I read this thread a long time ago, but haven't had time to respond until becoming retired.

It's interesting to see the ways different people create their testbench clocks and the criteria which is used to judge how "good" they are. For me, I'd look at the code and ask: how versatile is it? How hard is it to modify if the clock rate changes? Or if I want to use the testbench in a back-annotated gate simulation?

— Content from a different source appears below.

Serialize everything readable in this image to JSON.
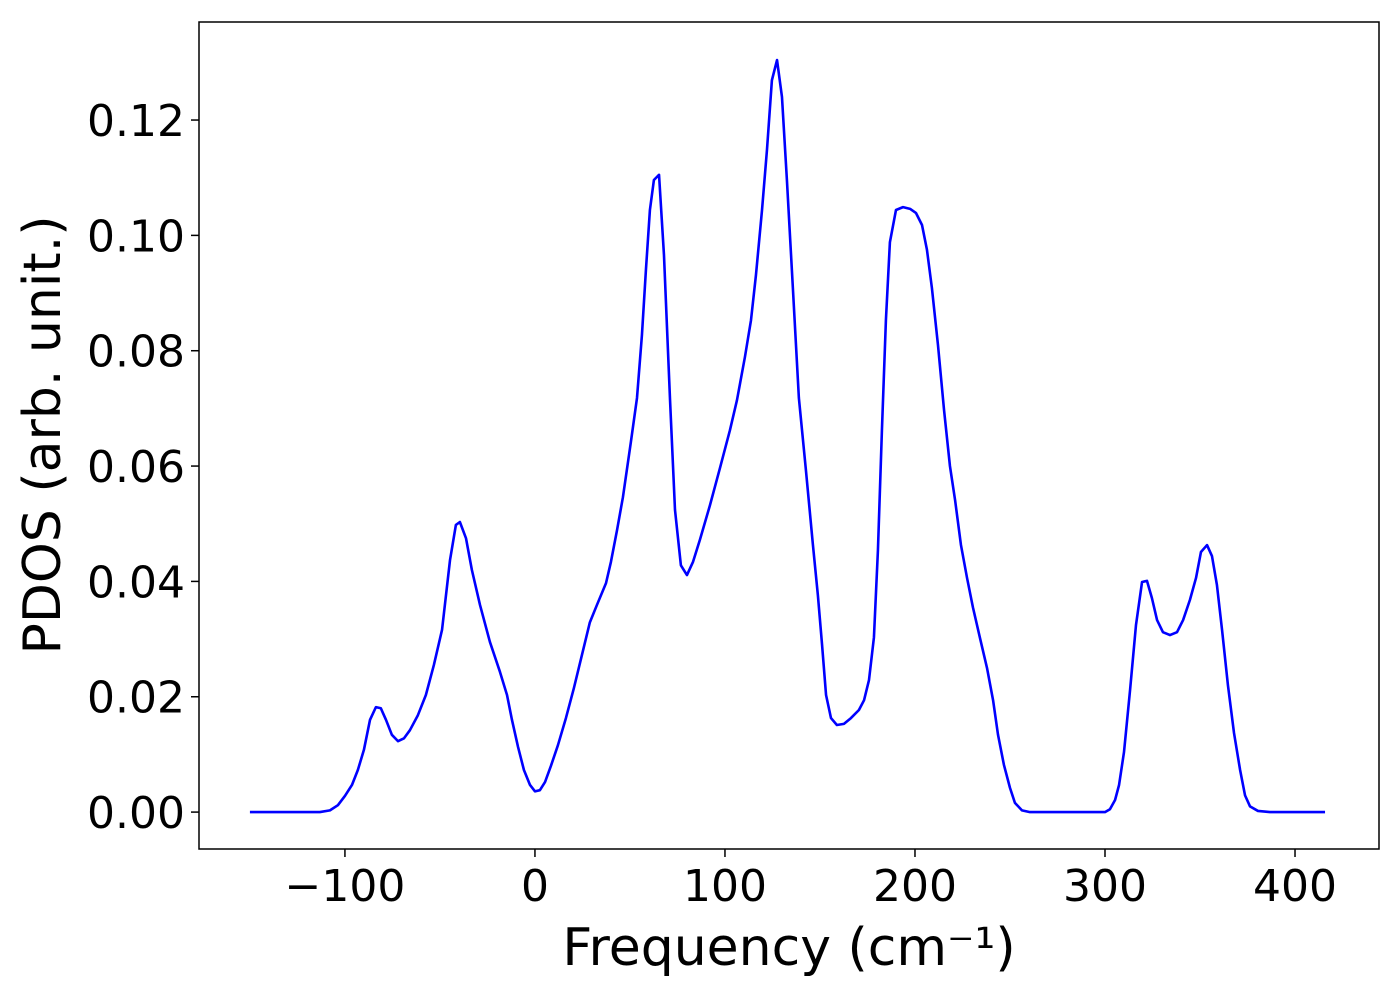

So here's my very long way to make sure modifications are easy and the testbench is versatile:

The clock rate, data setup time, and data hold times should be defined as generics or constants, for example:

generic (
  CLK_CYCLE_TIME  : time     := 10 ns;
  CLK_HIGH_TIME   : time     := 5 ns;
  DATA_SETUP_TIME : time     := 4 ns;
  DATA_HOLD_TIME  : time     := 4 ns;

Then, generate edges for the testbench to use for providing data, removing data, and for clock rise and clock fall "events":

begin
  -- generate events for data setup, clock rise, data hold and clock fall times:
  data_setup_event <= transport not data_setup_event after CLK_CYCLE_TIME;
  clk_rise_event   <= transport     data_setup_event after DATA_SETUP_TIME;
  clk_fall_event   <= transport     clk_rise_event   after CLK_HIGH_TIME;
  data_hold_event  <= transport     clk_rise_event   after DATA_HOLD_TIME;

  -- actual clock signal generation:
  clk_gen_p:process is
  begin
    wait on clk_rise_event;
    clk <= '1';
    wait on clk_fall_event;
    clk <= '0';
  end process;

Stimulus may then applied (walking one input with vld/rdy protocol used for this example):

  apply_stimulus_p : process is
    variable v_walking_one : std_logic_vector(i_dat'range) := std_logic_vector(to_unsigned(1, i_dat'length));
  begin
    wait on data_setup_event;
    rst <= '1';
    wait on data_hold_event;
    rst <= '0';

    for i in 0 to TCOUNT-1 loop
      wait on data_setup_event;
      i_vld       <= '1';
      i_dat       <= v_walking_one;
      i_side_pipe <= std_logic_vector(to_unsigned(i, i_side_pipe'length));

      wait on clk_rise_event;
      while i_rdy /= '1' loop
        wait on clk_rise_event;
      end loop;

      wait on data_hold_event;
      i_vld       <= '0';
      i_dat       <= (others => 'X');
      i_side_pipe <= (others => 'X');

      -- rotate the walking one:
      v_walking_one := rotate_right(v_walking_one);
    end loop;
    wait;
  end process;

All input data transitions are well away from the active (rising) clock edge. It even catches errors like an extra inversion in the clock.

It's elegant, readable, versatile, and easily modifiable. There are no literals that depend on the clock frequency or data width. This is how I would write it.